CONTOH-CONTOH KEBIJAKAN DISKRIMINASI HARGA

1.      Kebijakan diskriminasi harga oleh perusahaan monopoli pemerintah.  Perusahaan listrik Negara misalnya menggunakan tarif yang berbeda untuk listrik yang di pakai rumah tangga dan yang di pakai perusahaan.
2.      Kebijakan diskriminasi harga oleh jasa-jasa profesional. Dokter spesialis, dokter praktek umum, ahli hokum dan guru kursus privat adalah beberapa golongan professional yang sering menjalankan diskriminasi harga dari jasa yang mereka berikan. Mereka biasanya mempunyai tarif yang fleksibel. Kepada orang yang relative tak mampu mereka mengenakan tariff yang rendah, sedangkan kepada orang kaya tarifnya di tinggikan.
3.      Kebijakan diskriminasi harga di pasar internasional.
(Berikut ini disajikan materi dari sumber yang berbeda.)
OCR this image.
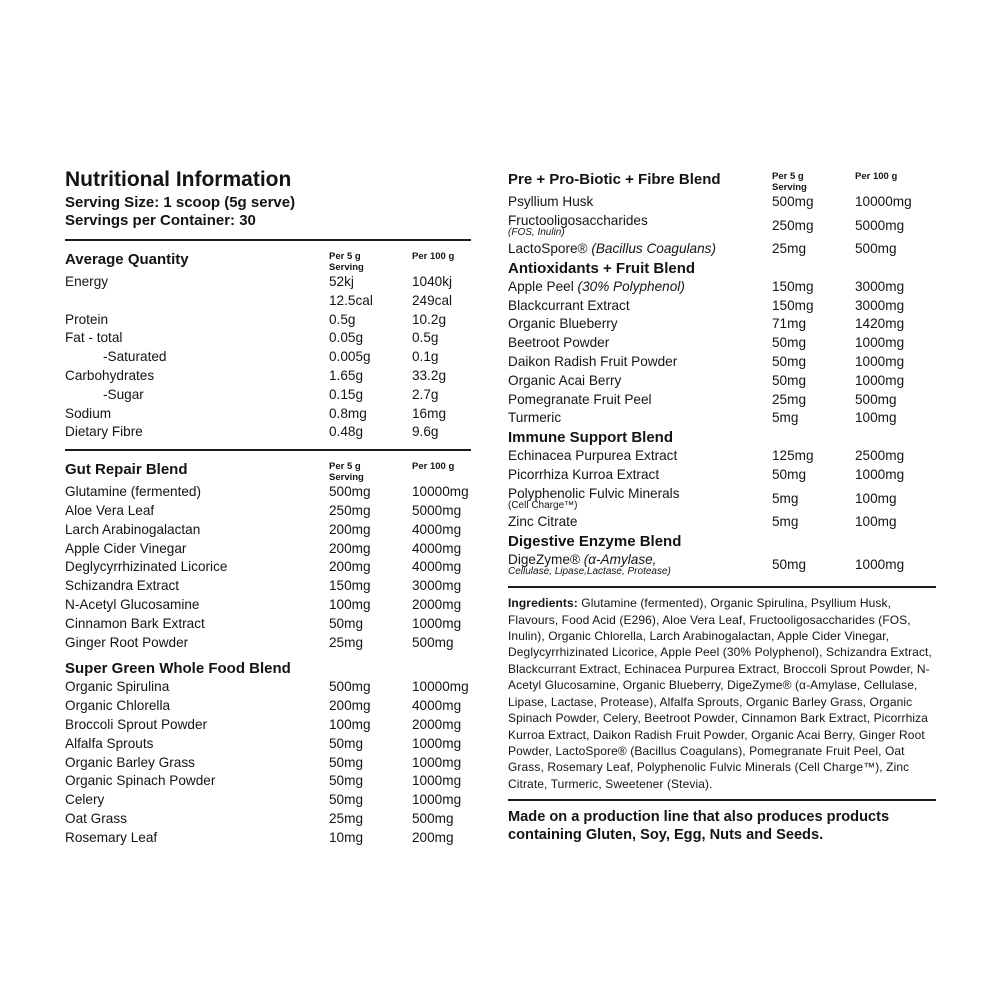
Nutritional Information
Serving Size: 1 scoop (5g serve)
Servings per Container: 30
Average Quantity	Per 5 g
Serving
Per 100 g
Energy	52kj	1040kj
12.5cal	249cal
Protein	0.5g	10.2g
Fat - total	0.05g	0.5g
-Saturated	0.005g	0.1g
Carbohydrates	1.65g	33.2g
-Sugar	0.15g	2.7g
Sodium	0.8mg	16mg
Dietary Fibre	0.48g	9.6g
Gut Repair Blend	Per 5 g
Serving
Per 100 g
Glutamine (fermented)	500mg	10000mg
Aloe Vera Leaf	250mg	5000mg
Larch Arabinogalactan	200mg	4000mg
Apple Cider Vinegar	200mg	4000mg
Deglycyrrhizinated Licorice	200mg	4000mg
Schizandra Extract	150mg	3000mg
N-Acetyl Glucosamine	100mg	2000mg
Cinnamon Bark Extract	50mg	1000mg
Ginger Root Powder	25mg	500mg
Super Green Whole Food Blend
Organic Spirulina	500mg	10000mg
Organic Chlorella	200mg	4000mg
Broccoli Sprout Powder	100mg	2000mg
Alfalfa Sprouts	50mg	1000mg
Organic Barley Grass	50mg	1000mg
Organic Spinach Powder	50mg	1000mg
Celery	50mg	1000mg
Oat Grass	25mg	500mg
Rosemary Leaf	10mg	200mg
Pre + Pro-Biotic + Fibre Blend	Per 5 g
Serving
Per 100 g
Psyllium Husk	500mg	10000mg
Fructooligosaccharides
(FOS, Inulin)	250mg	5000mg
LactoSpore® (Bacillus Coagulans)	25mg	500mg
Antioxidants + Fruit Blend
Apple Peel (30% Polyphenol)	150mg	3000mg
Blackcurrant Extract	150mg	3000mg
Organic Blueberry	71mg	1420mg
Beetroot Powder	50mg	1000mg
Daikon Radish Fruit Powder	50mg	1000mg
Organic Acai Berry	50mg	1000mg
Pomegranate Fruit Peel	25mg	500mg
Turmeric	5mg	100mg
Immune Support Blend
Echinacea Purpurea Extract	125mg	2500mg
Picorrhiza Kurroa Extract	50mg	1000mg
Polyphenolic Fulvic Minerals
(Cell Charge™)	5mg	100mg
Zinc Citrate	5mg	100mg
Digestive Enzyme Blend
DigeZyme® (α-Amylase,
Cellulase, Lipase,Lactase, Protease)	50mg	1000mg

Ingredients: Glutamine (fermented), Organic Spirulina, Psyllium Husk, Flavours, Food Acid (E296), Aloe Vera Leaf, Fructooligosaccharides (FOS, Inulin), Organic Chlorella, Larch Arabinogalactan, Apple Cider Vinegar, Deglycyrrhizinated Licorice, Apple Peel (30% Polyphenol), Schizandra Extract, Blackcurrant Extract, Echinacea Purpurea Extract, Broccoli Sprout Powder, N-Acetyl Glucosamine, Organic Blueberry, DigeZyme® (α-Amylase, Cellulase, Lipase, Lactase, Protease), Alfalfa Sprouts, Organic Barley Grass, Organic Spinach Powder, Celery, Beetroot Powder, Cinnamon Bark Extract, Picorrhiza Kurroa Extract, Daikon Radish Fruit Powder, Organic Acai Berry, Ginger Root Powder, LactoSpore® (Bacillus Coagulans), Pomegranate Fruit Peel, Oat Grass, Rosemary Leaf, Polyphenolic Fulvic Minerals (Cell Charge™), Zinc Citrate, Turmeric, Sweetener (Stevia).

Made on a production line that also produces products containing Gluten, Soy, Egg, Nuts and Seeds.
Dalam aspek ini perushaan membedakan di antara harga yang di jual di dalam negeri dengan harga untuk penjualan ke luar negeri. Harga penjualan ke luar negeri pada umumnya lebih rendah karena di pasaran internasional terdapat banyak saingan, dan untuk mempertinggi kemampuannya untuk bersaingan perusahaan perlu menekan harga hingga ke tingkat yang serendah mungkin.